Originally published on November 10, 2009
Most recently updated on April 10, 2013

A tumor is any abnormal mass in or on the body that is caused by abnormal cells growing and multiplying in an uncontrolled way. Doctors also call a tumor a neoplasm.

Primary tumors are made up of cells unique to the organ or tissue where they start. Secondary tumors start somewhere else in the body and spread, or metastasize, to one or more sites. Most brain and spinal cord tumors in children are primary, meaning that they start in the CNS and are not the result of malignant cells’ spreading to the brain from another location in the body. A primary tumor in the CNS rarely spreads beyond the brain and spinal cord.

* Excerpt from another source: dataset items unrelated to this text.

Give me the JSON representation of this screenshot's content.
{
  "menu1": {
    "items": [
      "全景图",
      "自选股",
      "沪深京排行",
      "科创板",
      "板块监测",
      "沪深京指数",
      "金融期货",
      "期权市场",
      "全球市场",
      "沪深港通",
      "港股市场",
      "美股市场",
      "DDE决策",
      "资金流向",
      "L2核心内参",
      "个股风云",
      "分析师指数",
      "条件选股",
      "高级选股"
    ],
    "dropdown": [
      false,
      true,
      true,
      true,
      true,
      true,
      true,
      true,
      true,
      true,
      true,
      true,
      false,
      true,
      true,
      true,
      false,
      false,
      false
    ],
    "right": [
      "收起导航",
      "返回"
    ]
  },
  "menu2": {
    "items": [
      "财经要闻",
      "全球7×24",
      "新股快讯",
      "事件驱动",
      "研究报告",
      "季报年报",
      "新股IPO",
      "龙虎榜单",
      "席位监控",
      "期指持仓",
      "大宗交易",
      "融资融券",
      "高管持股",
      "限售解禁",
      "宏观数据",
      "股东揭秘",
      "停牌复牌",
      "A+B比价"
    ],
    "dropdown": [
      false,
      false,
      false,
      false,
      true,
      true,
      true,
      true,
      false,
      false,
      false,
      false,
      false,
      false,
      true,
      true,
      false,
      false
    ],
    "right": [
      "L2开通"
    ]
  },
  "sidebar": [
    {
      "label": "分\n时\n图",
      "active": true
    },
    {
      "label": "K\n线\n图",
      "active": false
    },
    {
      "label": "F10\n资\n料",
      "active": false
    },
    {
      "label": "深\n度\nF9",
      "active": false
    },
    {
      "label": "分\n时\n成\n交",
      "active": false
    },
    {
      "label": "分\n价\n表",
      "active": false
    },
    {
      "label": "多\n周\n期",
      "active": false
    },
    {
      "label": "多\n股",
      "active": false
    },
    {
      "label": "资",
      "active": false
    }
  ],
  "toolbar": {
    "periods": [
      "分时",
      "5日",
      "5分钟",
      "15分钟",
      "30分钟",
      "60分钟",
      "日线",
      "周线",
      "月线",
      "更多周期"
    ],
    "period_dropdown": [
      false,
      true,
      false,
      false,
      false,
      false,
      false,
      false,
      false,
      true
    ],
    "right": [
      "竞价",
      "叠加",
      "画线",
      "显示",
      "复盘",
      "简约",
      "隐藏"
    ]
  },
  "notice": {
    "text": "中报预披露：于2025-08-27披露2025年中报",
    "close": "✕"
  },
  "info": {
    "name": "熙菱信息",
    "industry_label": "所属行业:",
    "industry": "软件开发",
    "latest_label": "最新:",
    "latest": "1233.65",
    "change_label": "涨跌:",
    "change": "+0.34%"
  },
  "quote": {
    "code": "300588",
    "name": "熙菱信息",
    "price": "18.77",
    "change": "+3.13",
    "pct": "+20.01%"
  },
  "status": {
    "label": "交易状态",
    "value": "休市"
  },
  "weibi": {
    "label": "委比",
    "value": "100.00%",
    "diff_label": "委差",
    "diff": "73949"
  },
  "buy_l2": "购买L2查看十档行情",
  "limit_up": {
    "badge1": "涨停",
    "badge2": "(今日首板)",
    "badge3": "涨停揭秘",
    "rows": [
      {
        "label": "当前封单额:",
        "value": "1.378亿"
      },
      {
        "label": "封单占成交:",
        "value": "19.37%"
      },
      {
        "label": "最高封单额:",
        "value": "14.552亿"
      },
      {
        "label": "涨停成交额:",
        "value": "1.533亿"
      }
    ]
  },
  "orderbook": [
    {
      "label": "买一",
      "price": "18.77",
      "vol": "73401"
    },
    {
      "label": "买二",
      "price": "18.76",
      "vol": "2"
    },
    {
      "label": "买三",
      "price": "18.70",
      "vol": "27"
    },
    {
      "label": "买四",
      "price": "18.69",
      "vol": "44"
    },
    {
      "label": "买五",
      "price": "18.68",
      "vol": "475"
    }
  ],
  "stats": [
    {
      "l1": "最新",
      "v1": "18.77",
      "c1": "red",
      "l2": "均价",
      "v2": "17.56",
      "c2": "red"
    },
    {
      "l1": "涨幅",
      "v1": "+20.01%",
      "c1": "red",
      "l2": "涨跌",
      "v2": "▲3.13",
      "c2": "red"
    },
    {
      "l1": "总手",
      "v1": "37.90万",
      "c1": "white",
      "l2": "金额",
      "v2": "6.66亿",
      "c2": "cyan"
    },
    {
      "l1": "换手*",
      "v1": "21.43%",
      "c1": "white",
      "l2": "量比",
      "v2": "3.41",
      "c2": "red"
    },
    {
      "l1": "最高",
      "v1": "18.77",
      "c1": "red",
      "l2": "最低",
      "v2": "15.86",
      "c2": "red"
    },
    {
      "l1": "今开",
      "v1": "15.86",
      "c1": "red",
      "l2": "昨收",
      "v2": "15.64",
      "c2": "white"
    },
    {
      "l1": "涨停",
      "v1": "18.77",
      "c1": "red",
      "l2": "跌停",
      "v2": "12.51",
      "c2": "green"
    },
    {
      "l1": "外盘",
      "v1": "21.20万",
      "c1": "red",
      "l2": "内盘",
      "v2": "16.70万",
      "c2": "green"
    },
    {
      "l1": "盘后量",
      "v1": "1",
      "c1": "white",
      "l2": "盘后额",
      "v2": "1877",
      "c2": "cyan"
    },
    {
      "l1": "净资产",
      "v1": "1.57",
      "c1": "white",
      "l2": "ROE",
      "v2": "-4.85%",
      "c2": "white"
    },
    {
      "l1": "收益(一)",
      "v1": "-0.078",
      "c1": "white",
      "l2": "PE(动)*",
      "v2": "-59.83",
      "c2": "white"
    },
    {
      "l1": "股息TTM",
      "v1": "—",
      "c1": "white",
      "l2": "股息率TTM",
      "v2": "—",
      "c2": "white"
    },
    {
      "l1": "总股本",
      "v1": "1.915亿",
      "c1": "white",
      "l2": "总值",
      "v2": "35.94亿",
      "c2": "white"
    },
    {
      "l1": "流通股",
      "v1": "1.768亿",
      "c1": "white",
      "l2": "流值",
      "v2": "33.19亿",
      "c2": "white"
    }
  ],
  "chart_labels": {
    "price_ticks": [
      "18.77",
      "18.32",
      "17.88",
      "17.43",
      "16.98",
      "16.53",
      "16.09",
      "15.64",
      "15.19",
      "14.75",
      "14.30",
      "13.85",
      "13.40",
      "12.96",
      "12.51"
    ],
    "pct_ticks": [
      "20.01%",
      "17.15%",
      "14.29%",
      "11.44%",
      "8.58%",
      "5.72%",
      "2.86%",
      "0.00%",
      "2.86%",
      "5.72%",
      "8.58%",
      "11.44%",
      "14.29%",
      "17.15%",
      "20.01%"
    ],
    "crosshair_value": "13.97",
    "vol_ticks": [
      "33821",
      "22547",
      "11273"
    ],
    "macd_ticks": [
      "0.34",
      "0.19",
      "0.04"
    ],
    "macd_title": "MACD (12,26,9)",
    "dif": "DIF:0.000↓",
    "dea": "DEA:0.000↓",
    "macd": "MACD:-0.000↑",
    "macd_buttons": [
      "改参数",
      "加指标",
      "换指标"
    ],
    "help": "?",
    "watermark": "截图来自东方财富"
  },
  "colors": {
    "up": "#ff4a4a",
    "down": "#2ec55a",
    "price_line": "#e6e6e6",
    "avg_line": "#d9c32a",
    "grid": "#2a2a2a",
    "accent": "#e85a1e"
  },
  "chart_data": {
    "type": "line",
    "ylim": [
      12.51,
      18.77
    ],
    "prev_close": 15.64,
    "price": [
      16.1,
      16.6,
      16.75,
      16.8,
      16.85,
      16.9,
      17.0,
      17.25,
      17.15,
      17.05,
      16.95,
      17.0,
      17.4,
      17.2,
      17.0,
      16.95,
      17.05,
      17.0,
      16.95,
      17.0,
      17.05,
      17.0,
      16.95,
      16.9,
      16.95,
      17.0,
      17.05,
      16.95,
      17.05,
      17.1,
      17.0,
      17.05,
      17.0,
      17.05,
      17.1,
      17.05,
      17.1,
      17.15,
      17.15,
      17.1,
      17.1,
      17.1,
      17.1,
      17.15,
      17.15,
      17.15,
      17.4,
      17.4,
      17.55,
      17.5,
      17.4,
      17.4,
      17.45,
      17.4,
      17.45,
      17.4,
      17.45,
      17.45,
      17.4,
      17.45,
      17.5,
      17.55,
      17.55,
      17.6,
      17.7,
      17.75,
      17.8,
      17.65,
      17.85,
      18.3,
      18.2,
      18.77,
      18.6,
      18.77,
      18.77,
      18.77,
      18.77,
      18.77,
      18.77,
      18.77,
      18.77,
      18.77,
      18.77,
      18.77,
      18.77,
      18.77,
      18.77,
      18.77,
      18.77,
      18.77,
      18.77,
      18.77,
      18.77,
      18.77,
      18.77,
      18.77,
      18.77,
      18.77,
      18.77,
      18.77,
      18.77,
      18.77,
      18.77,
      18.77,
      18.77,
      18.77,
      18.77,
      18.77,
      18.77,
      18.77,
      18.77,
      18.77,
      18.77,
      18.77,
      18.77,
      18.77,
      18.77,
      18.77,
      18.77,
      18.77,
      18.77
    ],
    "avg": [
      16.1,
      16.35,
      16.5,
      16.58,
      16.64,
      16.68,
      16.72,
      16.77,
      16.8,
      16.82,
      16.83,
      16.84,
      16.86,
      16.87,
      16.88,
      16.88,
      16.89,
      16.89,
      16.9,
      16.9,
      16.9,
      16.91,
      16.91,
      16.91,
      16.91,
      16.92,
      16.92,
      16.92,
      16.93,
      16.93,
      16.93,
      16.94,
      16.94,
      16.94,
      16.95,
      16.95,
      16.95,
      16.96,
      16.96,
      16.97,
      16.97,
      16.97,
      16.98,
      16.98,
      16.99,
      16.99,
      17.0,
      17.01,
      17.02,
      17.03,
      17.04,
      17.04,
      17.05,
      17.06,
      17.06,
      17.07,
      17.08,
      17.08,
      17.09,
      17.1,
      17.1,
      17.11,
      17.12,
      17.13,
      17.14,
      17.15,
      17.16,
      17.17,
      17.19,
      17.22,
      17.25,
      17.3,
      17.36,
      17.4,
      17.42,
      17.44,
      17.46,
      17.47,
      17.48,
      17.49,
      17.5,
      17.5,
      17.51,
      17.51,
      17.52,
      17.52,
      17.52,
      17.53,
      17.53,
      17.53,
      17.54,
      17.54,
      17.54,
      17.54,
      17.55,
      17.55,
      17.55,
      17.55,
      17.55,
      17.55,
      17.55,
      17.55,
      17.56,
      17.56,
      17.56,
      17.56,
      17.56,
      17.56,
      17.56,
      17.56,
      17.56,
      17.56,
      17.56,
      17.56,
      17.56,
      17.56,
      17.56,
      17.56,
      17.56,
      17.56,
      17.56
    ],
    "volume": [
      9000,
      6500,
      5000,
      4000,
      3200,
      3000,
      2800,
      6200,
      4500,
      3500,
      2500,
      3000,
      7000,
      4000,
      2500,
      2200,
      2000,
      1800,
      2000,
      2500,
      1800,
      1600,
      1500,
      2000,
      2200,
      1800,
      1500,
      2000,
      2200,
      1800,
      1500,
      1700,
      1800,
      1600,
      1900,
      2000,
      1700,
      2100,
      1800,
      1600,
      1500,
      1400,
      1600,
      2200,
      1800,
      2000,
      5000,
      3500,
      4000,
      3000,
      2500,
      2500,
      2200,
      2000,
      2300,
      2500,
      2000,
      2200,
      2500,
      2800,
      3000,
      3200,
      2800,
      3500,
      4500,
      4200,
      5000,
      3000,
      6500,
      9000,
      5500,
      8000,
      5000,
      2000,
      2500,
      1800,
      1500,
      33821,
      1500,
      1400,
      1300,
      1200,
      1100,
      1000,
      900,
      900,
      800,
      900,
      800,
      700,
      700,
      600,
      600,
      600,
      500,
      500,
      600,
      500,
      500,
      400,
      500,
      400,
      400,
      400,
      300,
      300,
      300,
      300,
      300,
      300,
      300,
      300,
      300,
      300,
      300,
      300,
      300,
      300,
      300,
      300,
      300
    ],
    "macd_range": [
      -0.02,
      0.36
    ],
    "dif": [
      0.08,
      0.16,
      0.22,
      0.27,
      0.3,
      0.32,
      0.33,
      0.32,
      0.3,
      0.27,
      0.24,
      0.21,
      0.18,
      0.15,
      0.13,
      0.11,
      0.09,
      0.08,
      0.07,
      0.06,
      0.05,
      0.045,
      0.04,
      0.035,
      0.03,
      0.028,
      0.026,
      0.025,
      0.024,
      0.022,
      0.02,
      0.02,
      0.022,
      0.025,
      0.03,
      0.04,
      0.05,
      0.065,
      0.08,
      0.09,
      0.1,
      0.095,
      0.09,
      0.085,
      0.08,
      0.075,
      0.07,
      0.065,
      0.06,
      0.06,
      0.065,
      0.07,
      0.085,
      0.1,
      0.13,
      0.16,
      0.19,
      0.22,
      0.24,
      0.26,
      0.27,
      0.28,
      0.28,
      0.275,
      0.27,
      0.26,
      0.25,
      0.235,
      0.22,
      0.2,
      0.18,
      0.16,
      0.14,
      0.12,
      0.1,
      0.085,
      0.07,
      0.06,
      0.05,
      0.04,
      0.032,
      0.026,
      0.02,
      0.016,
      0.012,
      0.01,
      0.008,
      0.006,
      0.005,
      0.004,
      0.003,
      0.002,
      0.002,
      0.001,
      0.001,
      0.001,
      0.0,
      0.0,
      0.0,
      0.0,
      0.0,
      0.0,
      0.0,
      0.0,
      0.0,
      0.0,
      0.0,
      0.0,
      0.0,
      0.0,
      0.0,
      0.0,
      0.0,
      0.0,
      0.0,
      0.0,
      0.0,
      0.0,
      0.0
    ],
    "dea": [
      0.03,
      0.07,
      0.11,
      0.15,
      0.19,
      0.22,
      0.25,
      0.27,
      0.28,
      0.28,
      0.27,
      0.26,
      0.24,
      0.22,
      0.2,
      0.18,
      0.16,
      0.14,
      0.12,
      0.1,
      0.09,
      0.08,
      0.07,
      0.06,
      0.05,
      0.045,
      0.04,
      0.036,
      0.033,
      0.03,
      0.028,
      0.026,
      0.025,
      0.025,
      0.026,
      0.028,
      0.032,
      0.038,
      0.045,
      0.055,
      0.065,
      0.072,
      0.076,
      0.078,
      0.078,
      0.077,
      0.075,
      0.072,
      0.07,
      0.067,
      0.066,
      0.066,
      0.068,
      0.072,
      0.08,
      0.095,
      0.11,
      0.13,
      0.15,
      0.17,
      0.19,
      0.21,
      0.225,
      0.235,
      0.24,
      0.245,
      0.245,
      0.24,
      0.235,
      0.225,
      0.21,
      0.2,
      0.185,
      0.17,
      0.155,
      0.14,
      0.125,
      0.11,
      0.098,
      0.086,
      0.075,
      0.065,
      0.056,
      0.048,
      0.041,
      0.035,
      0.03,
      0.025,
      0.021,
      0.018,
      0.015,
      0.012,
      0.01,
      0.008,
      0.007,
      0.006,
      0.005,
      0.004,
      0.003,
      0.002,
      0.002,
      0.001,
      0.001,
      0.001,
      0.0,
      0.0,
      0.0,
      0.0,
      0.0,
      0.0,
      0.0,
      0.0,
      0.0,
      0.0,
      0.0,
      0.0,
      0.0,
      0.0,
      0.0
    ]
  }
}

When a tumor grows slowly and does not spread, it may be called benign. In contrast, malignant tumors tend to be fast-growing (made of cells that divide and multiply very quickly) and can invade surrounding tissues. Malignant tumors with aggressive growth may travel and grow somewhere else within the CNS. (Magnetic resonance imaging [MRI] scans of the whole CNS are sometimes indicated to determine if this has occurred.) The word malignancy generally means cancer. A common perception is that all malignancy and cancer is “bad” and that benign or nonmalignant is “good.” When we talk about tumors in the CNS, however, these definitions become blurred. Even a benign tumor that grows slowly can be life threatening if it is in an area of the brain where it compresses structures that control the most vital body functions (like breathing or blood circulation). There are occasions where even benign tumors cannot be effectively treated, and in some circumstances, benign tumors may change over time to malignant tumors.

Because the brain and spinal cord are enclosed in rigid containers (skull and spine), abnormal growths may be noticed simply because there is not enough room for them. Often the growth or tumor will cause increased pressure in the head or spine, which produces symptoms. Symptoms are often evident at an early stage of tumor growth.